Growth Factor Directed Chondrogenic Differentiation of Porcine Bone Marrow–Derived Progenitor Cells


Harutsugi Abukawa, Brad S. Oriel, Jeremy Leaf, Joseph P. Vacanti, Leonard B. Kaban, Maria J. Troulis, Christopher J. Hartnick


Background: Despite advances in surgical technique, reconstruction of a mandibular condyle still causes significant donor-site morbidity. The purpose of this study was to compare the effect of 3 different growth factors and define optimal cell culture conditions for bone marrow-derived progenitor cells to differentiate into chondrocytes for mandibular condyle reconstruction.
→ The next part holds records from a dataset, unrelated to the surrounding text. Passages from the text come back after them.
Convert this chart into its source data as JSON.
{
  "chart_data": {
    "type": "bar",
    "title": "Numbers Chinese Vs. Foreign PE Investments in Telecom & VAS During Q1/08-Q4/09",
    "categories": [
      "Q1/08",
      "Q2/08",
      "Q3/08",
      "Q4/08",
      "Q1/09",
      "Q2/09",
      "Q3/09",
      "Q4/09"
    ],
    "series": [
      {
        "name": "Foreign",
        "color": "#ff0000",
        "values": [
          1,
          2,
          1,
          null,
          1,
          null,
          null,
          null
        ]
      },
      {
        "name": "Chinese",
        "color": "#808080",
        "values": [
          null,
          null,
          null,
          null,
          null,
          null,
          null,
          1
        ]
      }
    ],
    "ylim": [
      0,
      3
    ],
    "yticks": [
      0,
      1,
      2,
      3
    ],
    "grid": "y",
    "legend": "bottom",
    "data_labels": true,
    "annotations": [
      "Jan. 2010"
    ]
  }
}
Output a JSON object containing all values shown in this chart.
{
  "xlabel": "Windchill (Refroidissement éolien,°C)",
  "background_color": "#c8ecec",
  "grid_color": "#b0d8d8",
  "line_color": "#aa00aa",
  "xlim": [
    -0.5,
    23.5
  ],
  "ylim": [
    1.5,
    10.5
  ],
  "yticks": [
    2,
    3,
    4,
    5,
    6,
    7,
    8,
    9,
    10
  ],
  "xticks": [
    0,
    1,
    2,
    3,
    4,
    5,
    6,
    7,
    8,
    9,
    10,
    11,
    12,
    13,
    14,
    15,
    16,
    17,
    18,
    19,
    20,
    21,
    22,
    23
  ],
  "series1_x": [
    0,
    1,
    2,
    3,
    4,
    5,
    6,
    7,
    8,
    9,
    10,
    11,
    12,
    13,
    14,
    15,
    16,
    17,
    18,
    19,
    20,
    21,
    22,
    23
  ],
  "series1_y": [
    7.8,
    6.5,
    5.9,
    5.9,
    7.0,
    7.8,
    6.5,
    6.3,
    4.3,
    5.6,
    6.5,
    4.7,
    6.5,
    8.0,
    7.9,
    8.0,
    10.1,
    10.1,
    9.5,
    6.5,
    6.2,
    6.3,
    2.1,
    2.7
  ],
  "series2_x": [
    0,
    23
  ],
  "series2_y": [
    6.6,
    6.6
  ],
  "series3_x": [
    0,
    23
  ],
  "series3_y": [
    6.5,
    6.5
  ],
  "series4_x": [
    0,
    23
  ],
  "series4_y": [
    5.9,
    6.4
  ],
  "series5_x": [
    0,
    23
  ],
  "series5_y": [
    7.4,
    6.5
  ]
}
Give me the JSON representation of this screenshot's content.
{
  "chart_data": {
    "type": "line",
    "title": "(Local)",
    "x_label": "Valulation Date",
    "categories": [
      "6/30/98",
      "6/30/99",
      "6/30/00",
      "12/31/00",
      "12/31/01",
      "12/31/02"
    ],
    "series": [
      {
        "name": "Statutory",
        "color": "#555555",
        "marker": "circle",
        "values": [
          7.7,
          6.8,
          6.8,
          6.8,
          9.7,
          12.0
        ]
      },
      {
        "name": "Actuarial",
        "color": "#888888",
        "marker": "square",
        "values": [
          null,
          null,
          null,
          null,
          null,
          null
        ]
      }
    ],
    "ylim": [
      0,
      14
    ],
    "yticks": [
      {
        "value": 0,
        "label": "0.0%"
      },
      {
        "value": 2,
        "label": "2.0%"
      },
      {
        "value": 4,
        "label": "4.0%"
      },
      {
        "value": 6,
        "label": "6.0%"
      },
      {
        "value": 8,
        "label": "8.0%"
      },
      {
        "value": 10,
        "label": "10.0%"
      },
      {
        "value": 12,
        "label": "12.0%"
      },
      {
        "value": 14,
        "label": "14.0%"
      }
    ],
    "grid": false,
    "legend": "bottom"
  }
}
Methods: Porcine bone marrow-derived progenitor cells (pBMPCs) were cultured as a pellet for 2, 3, and 4 weeks under the following conditions: group 1, TGF-β3 + standard medium; group 2, TGF-β3 + BMP-2 + standard medium; group 3, TGF-β3 + IGF-1 + standard medium; and group 4, TGF-β3 + BMP-2 + IGF-1 + standard medium. Chondrogenic differentiation was evaluated using 3 lineage differentiation markers. Results: The mean type II collagen positive area increased over weeks 2, 3, and 4 in group 4 compared to all the other groups (ANOVA; P = 0.005). At week 4, there was significantly greater type II collagen production in group 4 compared to all the other groups (ANOVA; P = 0.003). The medium in group 4 produces the greatest amount of cartilage when compared to groups 1, 2, and 3, and that 4 weeks produces the greatest amount of type II collagen. Conclusions: The results of this study indicate that the most efficacious medium for chondrogenic differentiation of pBMPCs was group 4 medium and the most type II collagen was produced at 4 weeks.